Research
Interests & Active Work
Notes on what I'm working on, what's caught my eye lately, and where I want this to go.
Active work
- Compute-in-memory transformer accelerator. A self-directed FPGA capstone that I'm building in seven milestones. The first is an 8×8 INT8 output-stationary systolic MAC array. It verifies bit-exact against a NumPy reference and closes timing at 100 MHz on Xilinx Artix-7. The next milestones extend that into a full transformer datapath with attention and FFN blocks.
- SSCS PICO Chipathon. I'm in the current cohort, planning to submit a digital compute-in-memory design. The top submissions get the chance to be published as open-source designs by the IEEE Solid-State Circuits Society, which is what I'm aiming at.
Conferences
- IEEE ISSCC 2026, San Francisco. I went in person and spent most of the time in the AI-accelerator and compute-in-memory sessions. I also got to talk with engineers from Qualcomm, IBM, Samsung, Synopsys, and GSMC. The thing that stuck with me was how much of the published work is bottlenecked by analog periphery and on-chip memory rather than by the compute fabric itself.
Heading toward
After undergrad I'd like to go into research on ML-accelerator microarchitecture. It sits between what an algorithm wants to do and what silicon will actually let you build, and I find that pull-and-tension the most interesting part of the field. Some of the specific questions I'm chasing:
- Quantization-aware datapaths and sparsity-aware dispatch. What's the architectural cost of supporting both dense and sparse workloads on the same fabric?

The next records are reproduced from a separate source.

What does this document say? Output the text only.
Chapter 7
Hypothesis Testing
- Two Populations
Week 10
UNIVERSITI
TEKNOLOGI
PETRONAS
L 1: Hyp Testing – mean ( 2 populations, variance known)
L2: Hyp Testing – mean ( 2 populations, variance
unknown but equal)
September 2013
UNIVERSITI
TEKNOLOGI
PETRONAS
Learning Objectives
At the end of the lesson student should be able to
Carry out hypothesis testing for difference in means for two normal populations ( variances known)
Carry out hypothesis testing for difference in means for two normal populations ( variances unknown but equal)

- Compute-in-memory beyond the demo. The compute fabric itself is the easier part; what really limits realistic workloads is the periphery (drivers, ADCs, accumulators).
- Memory hierarchies for accelerators. Bank-conflict avoidance, and the scratchpad-versus-coherent-cache trade-off for systolic and dataflow engines.
Reading
-
Spear, C. & Tumbush, G. SystemVerilog for Verification. Springer, 3rd ed., 2012.
Most of my verification flow is cocotb in Python, so this book is filling in the SystemVerilog side. The SVA, randomization, and coverage features don't really translate cleanly into a Python harness, and I want to be fluent in both.